Höcker ist schuldig, weil er im Sommer 1943 als Adjutant Bestellungen für ZyklonB bei der Hamburger Lieferfirma „Tesch und Stabenow“ abzeichnete und weiterleitete. Unzweifelhaft stammt die Paraphe, ein großes „H“, auf den entsprechenden Schreiben, die dem Bielefelder Gericht vom Archiv des Museums in Majdanek zur Verfügung gestellt wurden, von ihm.

Durch Zeugenaussagen ist bewiesen, daß mit dem von Höcker bestellten Giftgas im Sommer und Herbst 1943 mindestens dreimal Menschen vergast wurden. Zweimal wurden Kinder in den Tod getrieben, einmal Frauen. Mindestens 20 Menschen seien es jeweils gewesen, sagt das Gericht. Zeugen hatten von hundert und mehr Kindern bei jeder Selektion gesprochen.

Als Adjutant, der „ein besonderes Vertrauensverhältnis zum Kommandanten hatte“ und diesen über alle Vorkommnisse im Lager unterrichten mußte, wußte Höcker nicht nur von den Massenmorden, sondern wollte sie auch. In seiner Funktion und als Dienstvorgesetzter war er ein Vorbild für die normalen SS-Mannschaften. Sein Verhalten sei „durch nichts gerechtfertigt“. Er habe gewußt, daß der Nazibefehl zur Vernichtung der Juden verbrecherisch sei und ihn dennoch mitausgeführt.

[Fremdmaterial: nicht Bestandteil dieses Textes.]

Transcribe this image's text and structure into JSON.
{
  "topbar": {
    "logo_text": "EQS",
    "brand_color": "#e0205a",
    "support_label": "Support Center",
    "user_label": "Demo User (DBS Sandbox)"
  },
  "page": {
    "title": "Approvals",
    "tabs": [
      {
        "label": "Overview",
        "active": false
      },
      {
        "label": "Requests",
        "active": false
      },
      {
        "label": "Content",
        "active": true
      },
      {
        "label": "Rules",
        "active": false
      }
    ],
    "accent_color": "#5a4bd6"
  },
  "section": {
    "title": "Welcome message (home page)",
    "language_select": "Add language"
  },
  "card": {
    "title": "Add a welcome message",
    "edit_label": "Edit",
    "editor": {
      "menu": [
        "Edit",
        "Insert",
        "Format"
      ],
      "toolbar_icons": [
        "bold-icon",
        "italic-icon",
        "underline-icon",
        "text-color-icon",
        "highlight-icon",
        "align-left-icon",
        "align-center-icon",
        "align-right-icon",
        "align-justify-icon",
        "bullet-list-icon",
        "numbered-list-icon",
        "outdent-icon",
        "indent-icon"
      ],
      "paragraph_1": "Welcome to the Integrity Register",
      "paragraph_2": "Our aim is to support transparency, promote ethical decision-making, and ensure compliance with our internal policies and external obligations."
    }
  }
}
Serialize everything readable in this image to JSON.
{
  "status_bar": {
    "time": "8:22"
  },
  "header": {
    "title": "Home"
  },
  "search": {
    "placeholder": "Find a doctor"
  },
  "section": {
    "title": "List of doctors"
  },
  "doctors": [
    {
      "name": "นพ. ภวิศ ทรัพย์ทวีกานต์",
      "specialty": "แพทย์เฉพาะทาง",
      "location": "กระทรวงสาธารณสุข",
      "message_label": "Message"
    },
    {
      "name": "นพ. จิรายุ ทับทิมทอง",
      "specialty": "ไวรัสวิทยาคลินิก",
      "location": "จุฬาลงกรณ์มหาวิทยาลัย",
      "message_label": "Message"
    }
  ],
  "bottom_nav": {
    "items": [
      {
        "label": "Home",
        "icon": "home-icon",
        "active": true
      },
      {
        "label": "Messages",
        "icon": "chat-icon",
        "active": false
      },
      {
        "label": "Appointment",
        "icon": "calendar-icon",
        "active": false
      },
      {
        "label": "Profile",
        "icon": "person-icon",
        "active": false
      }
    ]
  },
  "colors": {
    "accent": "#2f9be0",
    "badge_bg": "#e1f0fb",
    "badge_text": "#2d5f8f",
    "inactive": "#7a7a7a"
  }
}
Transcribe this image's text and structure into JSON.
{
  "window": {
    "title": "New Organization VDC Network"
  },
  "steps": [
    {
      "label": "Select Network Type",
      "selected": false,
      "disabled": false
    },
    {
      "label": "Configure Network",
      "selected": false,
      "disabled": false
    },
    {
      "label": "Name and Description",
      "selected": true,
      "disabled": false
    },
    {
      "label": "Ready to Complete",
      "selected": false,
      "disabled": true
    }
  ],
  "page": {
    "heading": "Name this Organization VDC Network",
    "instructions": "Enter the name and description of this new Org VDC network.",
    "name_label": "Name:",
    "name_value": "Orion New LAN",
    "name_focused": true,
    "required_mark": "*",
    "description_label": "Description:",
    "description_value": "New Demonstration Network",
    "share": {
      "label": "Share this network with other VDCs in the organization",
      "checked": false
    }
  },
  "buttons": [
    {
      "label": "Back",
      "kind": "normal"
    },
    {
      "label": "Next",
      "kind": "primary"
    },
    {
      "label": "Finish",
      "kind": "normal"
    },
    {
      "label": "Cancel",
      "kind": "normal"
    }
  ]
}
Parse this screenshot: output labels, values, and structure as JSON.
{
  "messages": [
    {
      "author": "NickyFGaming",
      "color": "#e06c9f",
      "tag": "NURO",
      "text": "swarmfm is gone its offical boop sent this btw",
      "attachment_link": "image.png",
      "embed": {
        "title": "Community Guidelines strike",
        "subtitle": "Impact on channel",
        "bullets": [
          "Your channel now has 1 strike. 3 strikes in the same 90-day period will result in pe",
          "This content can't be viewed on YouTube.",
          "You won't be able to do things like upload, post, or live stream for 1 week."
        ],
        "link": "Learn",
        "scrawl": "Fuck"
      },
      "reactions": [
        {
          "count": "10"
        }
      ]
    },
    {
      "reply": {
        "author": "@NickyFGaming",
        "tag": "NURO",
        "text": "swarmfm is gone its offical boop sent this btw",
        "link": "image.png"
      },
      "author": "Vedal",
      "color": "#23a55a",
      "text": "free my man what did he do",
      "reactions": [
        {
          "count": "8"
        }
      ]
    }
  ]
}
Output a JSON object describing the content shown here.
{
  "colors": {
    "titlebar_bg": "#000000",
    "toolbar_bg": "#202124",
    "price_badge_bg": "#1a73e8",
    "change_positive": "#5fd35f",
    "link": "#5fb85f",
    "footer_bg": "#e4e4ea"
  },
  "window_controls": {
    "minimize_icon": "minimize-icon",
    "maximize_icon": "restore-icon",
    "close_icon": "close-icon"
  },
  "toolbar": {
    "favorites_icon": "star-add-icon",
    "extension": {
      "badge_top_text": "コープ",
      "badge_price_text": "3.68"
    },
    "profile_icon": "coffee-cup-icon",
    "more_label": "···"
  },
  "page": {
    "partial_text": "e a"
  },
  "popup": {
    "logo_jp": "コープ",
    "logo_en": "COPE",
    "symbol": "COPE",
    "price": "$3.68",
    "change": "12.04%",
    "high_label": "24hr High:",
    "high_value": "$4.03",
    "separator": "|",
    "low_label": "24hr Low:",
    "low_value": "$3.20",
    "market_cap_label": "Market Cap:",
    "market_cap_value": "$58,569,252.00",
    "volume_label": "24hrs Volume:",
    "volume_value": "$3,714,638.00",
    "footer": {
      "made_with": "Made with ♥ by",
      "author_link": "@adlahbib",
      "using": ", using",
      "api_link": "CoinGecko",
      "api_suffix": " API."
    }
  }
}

Das Gericht billigte dem ehemaligen SS-Oberscharführer strafmildernde Umstände zu, wie das hohe Alter und die seit den Taten lange verstrichene Zeit. „Fest steht“, sagte Richter Woiwode, „daß dieser Tatbeitrag im Vergleich zu anderen sehr gering war.“ Höcker sei in eine bestehende Organisation „hineingestellt worden“ und habe sich über seine Funktion hinaus „keine Exzesse“ geleistet. Die Beihilfe zum Mord „erschöpfte sich im Rahmen seiner Schreibtischtätigkeit“. Daß Höcker in deutschen Konzentrationslagern eine steile SS-Karriere machte, fiel in der Urteilsbegründung nicht ins Gewicht.

Wie üblich konnte der Verurteilte am 53.Verhandlungstag den Saal 1 des Landgerichts in Richtung Straßenbahnhaltestelle verlassen, um nach Hause zu fahren. Da Höcker bereits während des Verfahrens von der U-Haft verschont worden sei, stelle er auch jetzt keinen Haftantrag, beschied Staatsanwalt Brendle von der Kölner Zentralstelle zur Verfolgung von NS-Verbrechen. Fluchtgefahr bestehe nicht.

Höckers Anwälte haben angekündigt, beim Bundesgerichtshof gegen das Urteil Revision einzulegen. Selbst wenn diese verworfen würde, bliebe dann zu klären, ob Höcker noch haftfähig ist.